Cantora desce do salto em show: ‘Falanges sofrem’

Durante apresentação, ela, que passou o Natal em família, substituiu o salto por uma sapatilha e brincou: “Vou tirar o salto por que mãe de três não usa salto não. E o glamour só vai até os 40, depois dos 40 as falanges sofrem. Já não sinto mais nada”. Em determinado momento do show, uma movimentação do público incomodou a artista. Era uma briga e Ivete optou por dar conselhos aos fãs. “A vida do outro não pertence à nossa vida. É preciso haver respeito nas palavras, na atitude e no pensamento. Às vezes queremos do outro o que não estamos entregando ao outro. Digo isso por que peço para que vocês respirem antes de dizer as coisas em momentos de maior emoção. Se vai dizer alguma coisa para o outro que não agrega, não diga. De um passo atrás e se pergunte: ‘Será que eu gostaria de ouvir isso do outro?’ Isso é muito difícil. É um equilíbrio que temos que buscar”, disse a mulher do nutricionista Daniel Cady, segundo o Terra.

Ivete acalma briga com conselho

Em seguida, a dona do DVD “Live Experience” continuou: “Se deixarmos essa energia negativa crescer, não sei o que será da gente. Já destruímos o planeta, matamos bichos, a gente acredita que gênero é escolha e gênero não é escolha.

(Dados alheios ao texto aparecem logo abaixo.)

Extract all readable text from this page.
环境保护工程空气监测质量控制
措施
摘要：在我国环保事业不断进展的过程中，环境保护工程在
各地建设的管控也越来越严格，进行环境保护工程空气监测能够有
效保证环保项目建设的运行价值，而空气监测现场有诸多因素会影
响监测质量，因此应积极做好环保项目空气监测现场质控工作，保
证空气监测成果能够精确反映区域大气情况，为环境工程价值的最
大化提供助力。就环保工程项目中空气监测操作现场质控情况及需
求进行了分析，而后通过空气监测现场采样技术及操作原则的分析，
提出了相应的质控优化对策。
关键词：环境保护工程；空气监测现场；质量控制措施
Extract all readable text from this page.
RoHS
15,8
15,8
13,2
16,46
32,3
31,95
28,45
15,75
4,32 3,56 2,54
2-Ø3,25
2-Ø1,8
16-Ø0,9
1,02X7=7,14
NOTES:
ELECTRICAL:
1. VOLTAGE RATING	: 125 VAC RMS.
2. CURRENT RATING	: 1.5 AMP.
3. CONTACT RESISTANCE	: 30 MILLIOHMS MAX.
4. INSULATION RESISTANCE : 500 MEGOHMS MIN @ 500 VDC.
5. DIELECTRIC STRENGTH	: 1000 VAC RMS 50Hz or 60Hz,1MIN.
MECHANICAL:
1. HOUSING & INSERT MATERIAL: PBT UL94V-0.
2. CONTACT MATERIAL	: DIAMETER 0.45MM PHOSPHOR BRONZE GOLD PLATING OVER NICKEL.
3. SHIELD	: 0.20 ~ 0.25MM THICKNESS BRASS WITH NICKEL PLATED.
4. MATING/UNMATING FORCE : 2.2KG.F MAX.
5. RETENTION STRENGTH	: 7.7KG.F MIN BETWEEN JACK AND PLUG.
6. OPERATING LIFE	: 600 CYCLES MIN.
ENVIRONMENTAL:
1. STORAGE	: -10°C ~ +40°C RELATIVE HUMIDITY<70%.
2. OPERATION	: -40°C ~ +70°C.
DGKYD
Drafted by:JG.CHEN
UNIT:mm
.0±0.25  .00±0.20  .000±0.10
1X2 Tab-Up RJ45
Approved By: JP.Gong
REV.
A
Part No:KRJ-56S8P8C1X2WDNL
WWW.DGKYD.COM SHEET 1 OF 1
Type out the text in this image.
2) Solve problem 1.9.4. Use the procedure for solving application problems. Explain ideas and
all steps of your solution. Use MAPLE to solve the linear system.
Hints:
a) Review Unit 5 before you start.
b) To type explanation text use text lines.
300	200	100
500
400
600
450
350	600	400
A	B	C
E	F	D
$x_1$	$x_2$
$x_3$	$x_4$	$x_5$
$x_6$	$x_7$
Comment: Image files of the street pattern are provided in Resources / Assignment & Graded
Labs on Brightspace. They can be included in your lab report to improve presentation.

Precisamos aprender a respeitar o outro. Digo isso por que sei que depois de uma ação desmedida, do destempero da raiva, do ódio, vem um arrependimento gigantesco que aquela pessoa não é capaz de fazer na frieza do pensamento. Então, estamos em uma festa, celebrando, e temos motivos de sobra para estarmos felizes. Nesse exato momento crianças estão sendo mortas em uma guerra no Yemen”.